2014 was another strong year for real estate in San Francisco, if not one of the strongest we have ever seen in terms of home appreciation and the amount of buyers actively in the market. This is due, in part, to the lack of housing units available for sale. Homes were not built fast enough to keep up with the demand. The combination of low inventory and historically low interest rates then contributed to the appreciation we have seen here in the city and throughout the Bay Area.

Recovery from such a scenario usually takes about three years, but it looks like San Francisco’s recovery will take just one and a half to two years time. We are also now in the second phase of a typical two-phase cycle. During the first phase, cash and investment buyers tend to dominate the market. During the second, we see more buyers purchasing with financing.

Outlook for Buyers

Although there is no crystal ball that can predict what will happen with certainty, interest rates are expected to rise, but will stay modest from an historical perspective. I’ve always advised buyers: “If you can afford to buy something now and if the purchase makes sense, then buy it. Don’t wait for a ‘slow down’ or rates to shift, as you might miss an opportunity, or even get priced out of the market.”
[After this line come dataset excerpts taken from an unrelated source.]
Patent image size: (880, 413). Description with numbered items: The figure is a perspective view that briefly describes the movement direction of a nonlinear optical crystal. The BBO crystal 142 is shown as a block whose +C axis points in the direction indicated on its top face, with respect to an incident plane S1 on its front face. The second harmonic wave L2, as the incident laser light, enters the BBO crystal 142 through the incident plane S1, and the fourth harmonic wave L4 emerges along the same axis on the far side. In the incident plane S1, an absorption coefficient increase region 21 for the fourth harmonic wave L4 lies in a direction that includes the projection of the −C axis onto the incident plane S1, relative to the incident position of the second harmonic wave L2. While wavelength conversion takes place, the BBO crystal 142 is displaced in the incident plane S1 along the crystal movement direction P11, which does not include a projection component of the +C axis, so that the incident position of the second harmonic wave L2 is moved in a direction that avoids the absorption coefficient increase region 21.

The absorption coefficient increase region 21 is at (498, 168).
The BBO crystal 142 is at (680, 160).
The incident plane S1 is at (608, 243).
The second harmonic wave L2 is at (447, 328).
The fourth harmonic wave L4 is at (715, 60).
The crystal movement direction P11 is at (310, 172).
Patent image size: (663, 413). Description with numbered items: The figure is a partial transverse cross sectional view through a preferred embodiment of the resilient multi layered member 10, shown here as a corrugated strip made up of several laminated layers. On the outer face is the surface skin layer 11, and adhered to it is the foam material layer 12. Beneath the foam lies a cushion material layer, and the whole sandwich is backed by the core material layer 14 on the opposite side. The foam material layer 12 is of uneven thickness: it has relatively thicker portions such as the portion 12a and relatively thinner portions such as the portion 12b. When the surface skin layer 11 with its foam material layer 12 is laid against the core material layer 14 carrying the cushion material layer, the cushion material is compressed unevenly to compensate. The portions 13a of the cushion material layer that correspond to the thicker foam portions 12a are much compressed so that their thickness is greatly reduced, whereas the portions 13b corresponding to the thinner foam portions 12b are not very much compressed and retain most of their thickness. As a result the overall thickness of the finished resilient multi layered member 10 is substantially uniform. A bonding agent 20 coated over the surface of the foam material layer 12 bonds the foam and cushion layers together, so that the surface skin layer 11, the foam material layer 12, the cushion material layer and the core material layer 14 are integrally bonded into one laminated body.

If interest rates do rise while housing prices level off or continue a modest appreciation, the monthly cost of a home could be the same as it is now. Base your decisions on what we know now, rather than on what might happen. The first part of the year should continue to see multiple buyers bidding on a given property. A modest rise in prices is also expected, although the days of 20+ offers and 25 percent over asking will become a thing of the past.

Outlook for Sellers

We have seen one of the strongest home value recoveries in history. Year after year, gains in home values have been fueled by low interest rates, lack of housing units, higher consumer confidence and a lower unemployment rate. This creates an ideal scenario for sellers, but not for buyers over time. With the Federal Reserve beginning to talk about raising interest rates during the middle or end of this year, we will begin to see a shift in the market. Although we won’t see a leveling off, we will see a market that will begin to balance between buyers and sellers. If you are thinking about selling, now is the time. If you have outgrown your current home and are thinking about moving up, your time is just around the corner.

San Francisco Hot Spots

Location, location, location has always held true when purchasing real estate. We have seen home prices rise the fastest in areas more centralized to downtown. As buyers become priced out of these neighborhoods, they look to up-and-coming neighborhoods still within San Francisco. We have already begun to see a change in the dynamic of areas such as Mission Bay, Bayview, Ingleside and Crocker. “The Shipyard” (Candlestick Point) is undergoing one of the largest redevelopments since what occurred in the Sunset. Although the aforementioned areas tend to attract more visionary buyers, this could evolve into something truly amazing, as we saw when the Mission Bay neighborhood previously went through redevelopment.

What is needed to balance the market?

I don’t want to be the bearer of bad news, but we need interest rates to rise a bit. We are seeing a flood of buyers in the market and, although there is an aggressive building boom, this will only make a small dent in relieving the supply versus demand problem. An often forgotten, yet important sector, of our real estate market are the sellers that want or need more home space. A gradual increase in interest rates could lead to more of these so-called “move up” sellers. That’s because recent years’ markets have been so strong that they have left some sellers sitting on the sidelines who would like to “move up,” but do not do so because of uncertainty in finding a replacement property. When the confidence of these sellers rises, such that they can sell their current home and find a replacement property, it will help to increase inventory and relieve some of the competition for buyers.